Let’s call that emulation of you, your personal emergent behavior.

What if the game included an end game set of god-mode tools to understand and edit that personal emergent behavior.

Decisions like dialog options, who to fight, who to team up with, who to pursue romantically were all predictable and predestined according to the AI behavior that emulated your playthrough.

Now in editing the core structure of your personal emergent behavior it resimulates the entire game.

Again let’s imagine a game with an incredible amount of disparate outcomes such as some characters die or live, love or hate the player character, etc.

Imagine in editing yourself being simulated in the playing of the game to make decisions according to different rules or priorities.

Imagine if you could then preview the outcomes of that alternate version of yourself by any criteria you could think of.

For example you change your personal emergent behavior ai to prioritize saving lives and the outcome does indeed assure none of the characters die.

What if you could then replay the game, BUT the simulated decision making version of yourself that prioritized other characters surviving would tell you what to do in order to assure that result.

Now in your guided playthrough there is no certainty that every single suggestion is required to achieve that outcome, but any decision could be.

I think that would be a fascinating way to replay a game.

Comparing all decision making priorities with all desirable or undesireable outcomes and experiencing the game pursuing or avoiding those paths.

Designing design principles

Designing design principles

Everything can be analyzed from a set or group view.
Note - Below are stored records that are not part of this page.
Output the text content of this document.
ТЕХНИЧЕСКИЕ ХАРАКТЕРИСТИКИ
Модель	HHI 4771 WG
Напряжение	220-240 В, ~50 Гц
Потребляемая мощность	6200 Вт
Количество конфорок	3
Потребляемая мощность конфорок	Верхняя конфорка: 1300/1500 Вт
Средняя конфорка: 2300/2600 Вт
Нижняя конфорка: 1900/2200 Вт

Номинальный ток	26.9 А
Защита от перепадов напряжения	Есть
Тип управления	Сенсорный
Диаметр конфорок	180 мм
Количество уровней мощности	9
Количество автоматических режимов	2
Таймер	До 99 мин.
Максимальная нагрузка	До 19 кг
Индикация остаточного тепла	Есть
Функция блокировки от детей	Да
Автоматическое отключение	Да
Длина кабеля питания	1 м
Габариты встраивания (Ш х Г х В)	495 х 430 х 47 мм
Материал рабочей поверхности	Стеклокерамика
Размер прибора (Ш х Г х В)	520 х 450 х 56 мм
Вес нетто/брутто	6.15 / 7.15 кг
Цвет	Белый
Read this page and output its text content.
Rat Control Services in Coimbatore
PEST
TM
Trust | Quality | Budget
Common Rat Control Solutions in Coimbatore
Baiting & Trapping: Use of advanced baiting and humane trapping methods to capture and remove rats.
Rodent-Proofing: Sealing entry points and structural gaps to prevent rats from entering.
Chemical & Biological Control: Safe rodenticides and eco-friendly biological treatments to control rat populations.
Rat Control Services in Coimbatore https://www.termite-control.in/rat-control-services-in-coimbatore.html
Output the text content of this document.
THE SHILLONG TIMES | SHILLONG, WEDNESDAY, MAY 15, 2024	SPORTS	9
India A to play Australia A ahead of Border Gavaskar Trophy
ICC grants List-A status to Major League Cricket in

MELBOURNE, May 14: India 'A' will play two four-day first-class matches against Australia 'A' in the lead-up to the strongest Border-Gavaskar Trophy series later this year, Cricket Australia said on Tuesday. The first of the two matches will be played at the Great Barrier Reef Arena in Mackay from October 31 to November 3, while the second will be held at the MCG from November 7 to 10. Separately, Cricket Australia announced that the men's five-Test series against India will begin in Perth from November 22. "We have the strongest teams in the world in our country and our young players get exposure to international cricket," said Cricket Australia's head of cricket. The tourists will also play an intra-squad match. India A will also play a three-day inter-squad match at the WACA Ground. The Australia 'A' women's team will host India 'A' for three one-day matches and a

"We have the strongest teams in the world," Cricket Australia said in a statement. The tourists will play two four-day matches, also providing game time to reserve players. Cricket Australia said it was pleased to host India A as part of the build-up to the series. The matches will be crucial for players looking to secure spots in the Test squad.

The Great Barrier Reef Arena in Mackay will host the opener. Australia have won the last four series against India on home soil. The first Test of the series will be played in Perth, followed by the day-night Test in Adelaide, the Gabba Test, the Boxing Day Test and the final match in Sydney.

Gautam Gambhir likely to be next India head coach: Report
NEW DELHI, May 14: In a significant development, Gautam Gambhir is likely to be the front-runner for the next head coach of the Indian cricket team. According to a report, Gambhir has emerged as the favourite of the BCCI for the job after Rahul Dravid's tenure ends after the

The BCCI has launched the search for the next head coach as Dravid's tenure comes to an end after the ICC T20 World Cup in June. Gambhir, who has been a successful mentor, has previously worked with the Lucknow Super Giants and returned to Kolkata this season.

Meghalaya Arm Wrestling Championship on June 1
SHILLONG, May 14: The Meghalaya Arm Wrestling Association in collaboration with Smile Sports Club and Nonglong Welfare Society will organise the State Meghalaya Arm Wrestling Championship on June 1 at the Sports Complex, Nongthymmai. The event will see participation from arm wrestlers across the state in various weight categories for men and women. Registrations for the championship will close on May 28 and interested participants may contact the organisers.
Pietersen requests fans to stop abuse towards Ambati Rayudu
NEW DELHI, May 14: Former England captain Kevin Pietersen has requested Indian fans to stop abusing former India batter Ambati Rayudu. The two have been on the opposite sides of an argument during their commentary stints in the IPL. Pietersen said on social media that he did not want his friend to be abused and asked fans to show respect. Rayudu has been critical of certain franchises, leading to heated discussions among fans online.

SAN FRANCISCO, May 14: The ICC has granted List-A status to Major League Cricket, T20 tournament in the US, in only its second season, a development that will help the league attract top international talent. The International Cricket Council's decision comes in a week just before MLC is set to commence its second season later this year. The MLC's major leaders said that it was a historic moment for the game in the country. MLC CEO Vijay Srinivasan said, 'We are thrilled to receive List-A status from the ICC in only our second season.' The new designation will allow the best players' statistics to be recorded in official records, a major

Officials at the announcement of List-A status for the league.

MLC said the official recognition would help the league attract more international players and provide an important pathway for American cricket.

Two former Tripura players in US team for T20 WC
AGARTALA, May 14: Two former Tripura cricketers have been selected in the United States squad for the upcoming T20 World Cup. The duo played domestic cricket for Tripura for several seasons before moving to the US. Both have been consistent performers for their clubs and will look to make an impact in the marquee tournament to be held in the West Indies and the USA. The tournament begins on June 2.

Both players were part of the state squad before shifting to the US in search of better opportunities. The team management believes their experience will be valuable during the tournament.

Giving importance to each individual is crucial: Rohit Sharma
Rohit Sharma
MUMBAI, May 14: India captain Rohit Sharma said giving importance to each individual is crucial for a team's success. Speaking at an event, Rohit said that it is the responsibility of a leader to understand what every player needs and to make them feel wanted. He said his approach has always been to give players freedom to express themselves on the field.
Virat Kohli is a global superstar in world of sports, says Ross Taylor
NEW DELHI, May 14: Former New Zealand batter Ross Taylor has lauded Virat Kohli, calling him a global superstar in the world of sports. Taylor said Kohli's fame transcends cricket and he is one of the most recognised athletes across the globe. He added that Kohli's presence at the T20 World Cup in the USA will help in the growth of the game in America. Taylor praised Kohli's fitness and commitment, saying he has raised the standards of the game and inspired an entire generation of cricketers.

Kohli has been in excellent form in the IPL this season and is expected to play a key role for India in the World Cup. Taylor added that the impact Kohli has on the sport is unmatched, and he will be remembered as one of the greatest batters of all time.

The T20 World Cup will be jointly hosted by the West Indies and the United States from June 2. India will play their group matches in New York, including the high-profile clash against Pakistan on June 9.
Iteratively both reflectively or predictively.

Good design! What is good design? Well that depends on what your goals are, and then how you rank the priorities of probably a set of goals.

For a lot of artistic mediums, aesthetic effect and conveying themes clearly is top priority, but within games the top of the wanted list is much more contentious.

Easy to learn? Well that can be a trade off with functionality or effectiveness. User error friendly?

I think it’s useful to focus on the defining characteristic of video games which is meaningful choice making in a specific context.

By that central mission, designing game mechanics should be first and foremost enhancing the key decision and not worsening it.

So how is this applied practically? Well things that get in the way are long repetitive animations that occur between user inputs because it creates an artificial window that the user cannot control, but will still contain real time consequences. However animations that give users information ahead of time leading to better or faster user decisions later are great.

But that’s something I needed to figure out because my last several attempts and multidimensional conversations in my dating game have been pretty excessive in animation and not enhancing the gameplay essence which is deciding between options and understanding their different properties and similarities and result effects.